Zarqawi's death happened the same day that Prime Minister Nuri al-Maliki appointed men to fill two crucial government posts that were long vacant: the minister of defense and minister of the interior. With Iraq's top terrorist dead and its first permanent government finally rounded out, American and Iraqi leaders should focus on accomplishing a mission that is long overdue:
securing Baghdad. 37 Iraqis died in attacks around the nation's capital yesterday, and violence has been a sad fact of life there ever since the invasion. Peace and stability will never be achieved if Iraqis believe that their government can't project its power beyond the Green Zone. Would such a mission entail higher American casualties? Yes, at least in the short term. But the message it would send to the Iraqi people would be invaluable. (More on Zarqawi's death here and here).

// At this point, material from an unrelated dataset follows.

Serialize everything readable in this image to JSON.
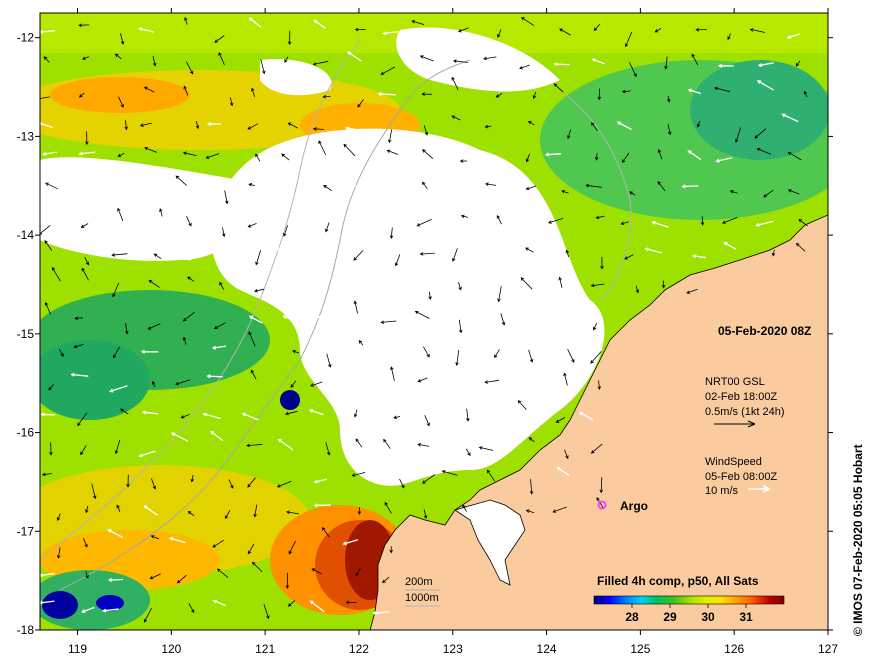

In other countries: the Royal Canadian Mounted Police recently thwarted an attempt by 17 "homegrown terrorists" to use three times the amount of explosives detonated in Oklahoma City against various targets in Toronto, and storm the Parliament buildings and behead the prime minister. Perhaps this turn of events will give smug, American-hating Canucks pause to consider just whose side they're on, and whose on their side. Canadians like to draw all kinds of moral distinctions between the war in Iraq and the war in Afghanistan; perhaps this will help them realize that Muslim radicals draw no such distinctions. They should consider themselves lucky that no one had to die to make that message abundantly clear.